In February 1942, barely two months after he had declared war on the United States, Adolf Hitler praised America's great industrial achievements and admitted that Germany would need some time to catch up. The Americans, he said, had shown the way in developing the most efficient methods of production—especially in iron and coal, which formed the basis of modern industrial civilization. He also touted America's superiority in the field of transportation, particularly the automobile. He loved automobiles and saw in Henry Ford a great hero of the industrial age. Hitler's personal train was even code-named "Amerika." In Hitler and America, historian Klaus P. Fischer seeks to understand more deeply how Hitler viewed America, the nation that was central to Germany's defeat. He reveals Hitler's split-minded image of America: America and Amerika. Hitler would loudly call the United States a feeble country while at the same time referring to it as an industrial colossus worthy of imitation. Or he would belittle America in the vilest terms while at the same time looking at the latest photos from the United States, watching American films, and amusing himself with Mickey Mouse cartoons. America was a place that Hitler admired—for the can-do spirit of the American people, which he attributed to their Nordic blood—and envied—for its enormous territorial size, abundant resources, and political power.

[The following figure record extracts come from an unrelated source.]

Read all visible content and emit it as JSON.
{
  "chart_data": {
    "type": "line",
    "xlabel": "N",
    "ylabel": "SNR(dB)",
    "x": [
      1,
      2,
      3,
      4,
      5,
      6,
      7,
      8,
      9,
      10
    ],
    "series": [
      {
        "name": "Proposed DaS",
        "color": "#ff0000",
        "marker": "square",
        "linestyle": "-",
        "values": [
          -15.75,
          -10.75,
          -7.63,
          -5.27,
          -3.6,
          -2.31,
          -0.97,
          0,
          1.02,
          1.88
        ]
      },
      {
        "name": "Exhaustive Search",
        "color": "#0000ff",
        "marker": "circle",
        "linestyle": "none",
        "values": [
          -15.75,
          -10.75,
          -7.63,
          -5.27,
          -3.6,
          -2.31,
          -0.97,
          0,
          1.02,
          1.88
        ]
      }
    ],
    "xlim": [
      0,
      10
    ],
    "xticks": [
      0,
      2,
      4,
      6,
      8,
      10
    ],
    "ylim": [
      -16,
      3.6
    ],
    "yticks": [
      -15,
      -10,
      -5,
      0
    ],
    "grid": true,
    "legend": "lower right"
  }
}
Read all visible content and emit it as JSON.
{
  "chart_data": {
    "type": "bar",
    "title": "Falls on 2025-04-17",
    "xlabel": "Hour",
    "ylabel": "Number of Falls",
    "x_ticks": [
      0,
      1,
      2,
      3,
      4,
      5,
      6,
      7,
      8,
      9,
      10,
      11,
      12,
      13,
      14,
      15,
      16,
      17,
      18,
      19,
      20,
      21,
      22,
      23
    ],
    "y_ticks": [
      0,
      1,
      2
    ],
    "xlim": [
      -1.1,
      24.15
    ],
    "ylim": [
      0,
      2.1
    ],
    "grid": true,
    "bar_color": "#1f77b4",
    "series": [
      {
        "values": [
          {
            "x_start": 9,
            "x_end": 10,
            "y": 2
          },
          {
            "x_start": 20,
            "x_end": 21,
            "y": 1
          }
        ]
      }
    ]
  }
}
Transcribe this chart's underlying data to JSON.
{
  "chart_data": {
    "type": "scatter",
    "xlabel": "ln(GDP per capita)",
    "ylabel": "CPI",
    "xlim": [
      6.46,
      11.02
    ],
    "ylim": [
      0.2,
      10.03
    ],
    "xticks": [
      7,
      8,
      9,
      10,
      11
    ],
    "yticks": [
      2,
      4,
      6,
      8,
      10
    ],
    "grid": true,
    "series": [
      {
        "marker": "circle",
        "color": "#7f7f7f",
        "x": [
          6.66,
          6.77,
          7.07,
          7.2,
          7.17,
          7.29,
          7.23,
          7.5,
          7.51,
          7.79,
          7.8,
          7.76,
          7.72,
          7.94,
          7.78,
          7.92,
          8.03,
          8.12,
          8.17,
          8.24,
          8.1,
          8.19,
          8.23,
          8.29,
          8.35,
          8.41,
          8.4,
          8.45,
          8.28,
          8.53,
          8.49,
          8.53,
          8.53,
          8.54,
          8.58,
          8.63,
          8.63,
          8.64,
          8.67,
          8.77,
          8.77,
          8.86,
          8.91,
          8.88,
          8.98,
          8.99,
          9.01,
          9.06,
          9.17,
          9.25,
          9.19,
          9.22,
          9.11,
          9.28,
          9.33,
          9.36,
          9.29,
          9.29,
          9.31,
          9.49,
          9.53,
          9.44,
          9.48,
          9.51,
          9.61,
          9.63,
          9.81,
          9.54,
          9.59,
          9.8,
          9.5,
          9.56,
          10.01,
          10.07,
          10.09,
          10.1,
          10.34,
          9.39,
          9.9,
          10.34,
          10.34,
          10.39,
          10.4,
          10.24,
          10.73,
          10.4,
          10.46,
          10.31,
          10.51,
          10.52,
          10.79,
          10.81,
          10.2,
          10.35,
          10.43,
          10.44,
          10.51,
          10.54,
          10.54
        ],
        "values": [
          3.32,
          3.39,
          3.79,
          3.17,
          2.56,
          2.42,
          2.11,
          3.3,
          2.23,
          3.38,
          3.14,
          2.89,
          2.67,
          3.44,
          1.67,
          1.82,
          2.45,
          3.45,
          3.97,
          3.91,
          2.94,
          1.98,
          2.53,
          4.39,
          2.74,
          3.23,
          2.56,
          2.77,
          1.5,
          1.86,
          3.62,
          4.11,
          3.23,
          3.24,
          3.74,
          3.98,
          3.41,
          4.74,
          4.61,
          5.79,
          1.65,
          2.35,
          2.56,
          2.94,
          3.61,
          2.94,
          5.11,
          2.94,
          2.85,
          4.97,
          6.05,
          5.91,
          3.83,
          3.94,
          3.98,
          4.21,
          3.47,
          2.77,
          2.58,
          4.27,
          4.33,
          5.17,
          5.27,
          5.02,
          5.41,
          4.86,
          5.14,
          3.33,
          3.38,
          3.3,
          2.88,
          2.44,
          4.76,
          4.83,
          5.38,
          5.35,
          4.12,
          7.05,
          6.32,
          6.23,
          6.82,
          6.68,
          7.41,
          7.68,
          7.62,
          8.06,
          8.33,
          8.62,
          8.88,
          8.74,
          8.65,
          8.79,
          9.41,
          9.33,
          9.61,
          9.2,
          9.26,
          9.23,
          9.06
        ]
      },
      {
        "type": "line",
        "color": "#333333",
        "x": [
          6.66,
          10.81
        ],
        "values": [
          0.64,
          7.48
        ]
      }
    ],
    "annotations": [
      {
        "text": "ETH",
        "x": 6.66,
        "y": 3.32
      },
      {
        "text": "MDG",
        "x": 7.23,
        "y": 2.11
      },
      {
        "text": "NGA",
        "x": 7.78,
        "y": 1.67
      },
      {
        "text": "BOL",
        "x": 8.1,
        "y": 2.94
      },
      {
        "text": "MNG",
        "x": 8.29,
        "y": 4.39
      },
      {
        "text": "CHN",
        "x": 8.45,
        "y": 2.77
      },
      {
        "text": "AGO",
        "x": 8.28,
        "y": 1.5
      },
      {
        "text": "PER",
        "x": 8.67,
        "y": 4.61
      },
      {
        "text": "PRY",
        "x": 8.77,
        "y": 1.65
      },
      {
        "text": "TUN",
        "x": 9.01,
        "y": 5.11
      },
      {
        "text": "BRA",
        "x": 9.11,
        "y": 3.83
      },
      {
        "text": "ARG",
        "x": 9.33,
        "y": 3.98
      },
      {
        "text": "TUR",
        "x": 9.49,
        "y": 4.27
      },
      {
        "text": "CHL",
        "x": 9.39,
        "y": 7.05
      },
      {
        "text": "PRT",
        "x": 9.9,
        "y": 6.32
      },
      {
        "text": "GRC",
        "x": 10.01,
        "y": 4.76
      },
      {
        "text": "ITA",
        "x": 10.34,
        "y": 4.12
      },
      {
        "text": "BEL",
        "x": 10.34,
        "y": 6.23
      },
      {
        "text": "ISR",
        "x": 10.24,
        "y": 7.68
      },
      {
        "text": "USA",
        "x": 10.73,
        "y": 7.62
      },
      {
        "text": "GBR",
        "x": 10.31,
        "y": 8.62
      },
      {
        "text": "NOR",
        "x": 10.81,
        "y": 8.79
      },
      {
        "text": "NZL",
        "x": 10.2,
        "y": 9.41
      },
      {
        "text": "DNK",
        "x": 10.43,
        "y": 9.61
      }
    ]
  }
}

Amerika, however, was to Hitler a mongrel nation, grown too rich too soon and governed by a capitalist elite with strong ties to the Jews. Across the Atlantic, President Franklin Delano Roosevelt had his own, far more realistically grounded views of Hitler. Fischer contrasts these with the misconceptions and misunderstandings that caused Hitler, in the end, to see only Amerika, not America, and led to his defeat.